In a schematic box plot, outlier values within a group are plotted as separate points beyond the whiskers of the box-and-whiskers plot. See the section Styles of Box Plots and the description of the BOXSTYLE= option for a complete description of schematic box plots.
The following statements use the BOXSTYLE= option to produce a schematic box plot of the data from the Turbine
data set.

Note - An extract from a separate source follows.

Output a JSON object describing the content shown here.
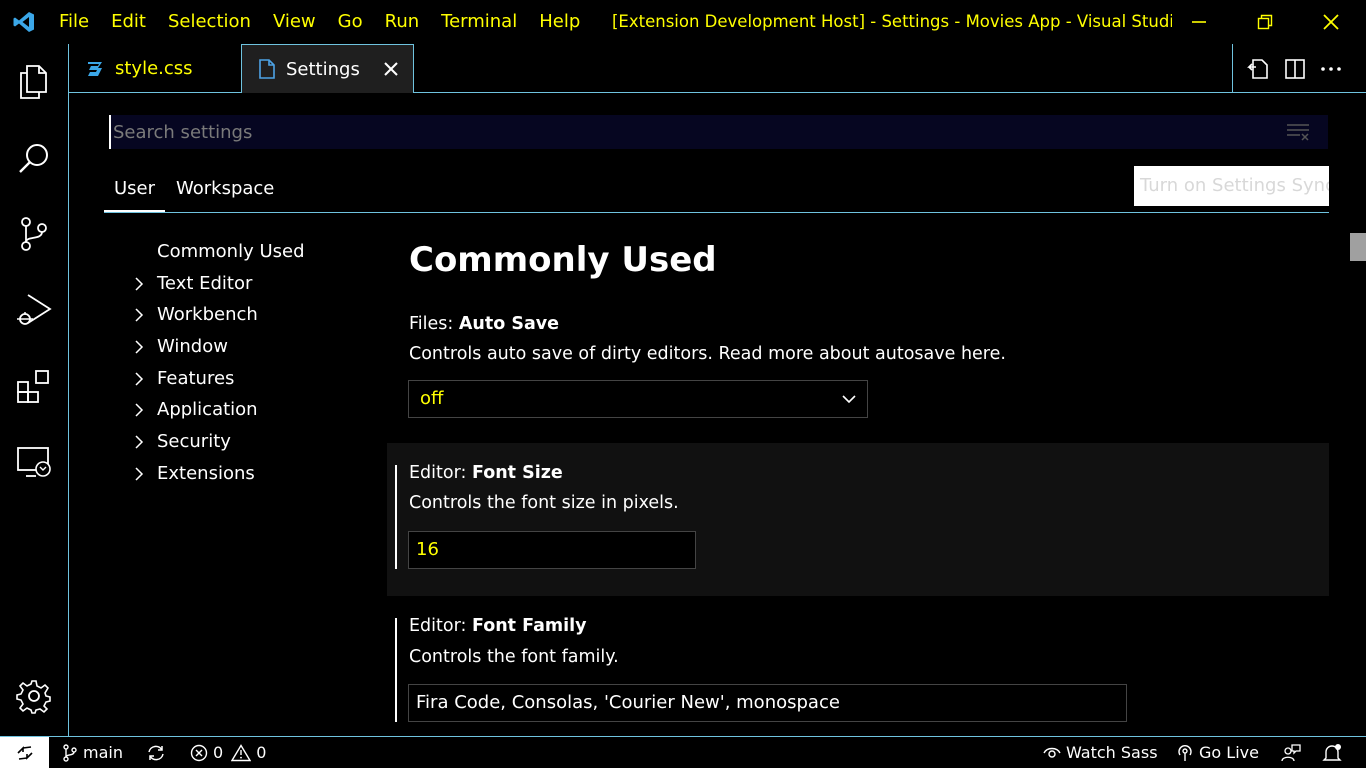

The OUTBOX= option creates a summary data set named OilSchematic
. The ODS GRAPHICS ON statement specified before the PROC BOXPLOT statement enables ODS Graphics, so the box plot is created
using ODS Graphics instead of traditional graphics.
title 'Schematic Box Plot for Power Output'; ods graphics on; proc boxplot data=Turbine; plot KWatts*Day / boxstyle = schematic outbox = OilSchematic; run;
The schematic box plot is shown in Figure 26.4. Note the outliers plotted for several of the groups.
Whereas the Oilsum
data set from the section Creating Box Plots from Summary Data contains a variable for each summary statistic and one observation per group, the OUTBOX= data set OilSchematic
contains one observation for each summary statistic in each group. The _TYPE_
variable identifies the statistic and the _VALUE_
variable contains its value. In addition, the OilSchematic
data set contains an observation recording each outlier value for each group. Figure 26.5 shows a partial listing of the OilSchematic
data set.
Figure 26.5: The Summary Data Set OilSchematic
Schematic Box Plot for Power Output |
Day | _VAR_ | _TYPE_ | _VALUE_ |
---|---|---|---|
05JUL | KWatts | N | 20.00 |
05JUL | KWatts | MIN | 3180.00 |
05JUL | KWatts | Q1 | 3340.00 |
05JUL | KWatts | MEAN | 3487.40 |
05JUL | KWatts | MEDIAN | 3490.00 |
05JUL | KWatts | Q3 | 3610.00 |
05JUL | KWatts | MAX | 4050.00 |
05JUL | KWatts | STDDEV | 220.26 |
05JUL | KWatts | HIWHISKR | 3789.00 |
05JUL | KWatts | HIGH | 4050.00 |
06JUL | KWatts | N | 20.00 |
06JUL | KWatts | MIN | 3179.00 |
06JUL | KWatts | Q1 | 3333.50 |
06JUL | KWatts | MEAN | 3471.65 |
06JUL | KWatts | MEDIAN | 3419.50 |
06JUL | KWatts | Q3 | 3605.00 |
06JUL | KWatts | MAX | 3849.00 |
06JUL | KWatts | STDDEV | 210.43 |
07JUL | KWatts | N | 20.00 |
07JUL | KWatts | MIN | 3304.00 |
07JUL | KWatts | Q1 | 3376.00 |
07JUL | KWatts | MEAN | 3488.30 |
07JUL | KWatts | MEDIAN | 3456.50 |
07JUL | KWatts | Q3 | 3604.50 |
07JUL | KWatts | MAX | 3781.00 |
07JUL | KWatts | STDDEV | 147.02 |
08JUL | KWatts | N | 20.00 |
08JUL | KWatts | MIN | 3045.00 |
08JUL | KWatts | Q1 | 3390.50 |
08JUL | KWatts | MEAN | 3434.20 |
08JUL | KWatts | MEDIAN | 3447.00 |
08JUL | KWatts | Q3 | 3550.00 |
08JUL | KWatts | MAX | 3629.00 |
08JUL | KWatts | STDDEV | 157.64 |
08JUL | KWatts | LOWHISKR | 3309.00 |
08JUL | KWatts | LOW | 3070.00 |
08JUL | KWatts | LOW | 3045.00 |
11JUL | KWatts | N | 20.00 |
11JUL | KWatts | MIN | 2968.00 |
11JUL | KWatts | Q1 | 3321.00 |
Observations with the _TYPE_
variable values “HIGH” and “LOW” contain outlier values. If you want to use a summary data set to re-create a schematic box plot, you must create an OUTBOX= data set in order to save the outlier data.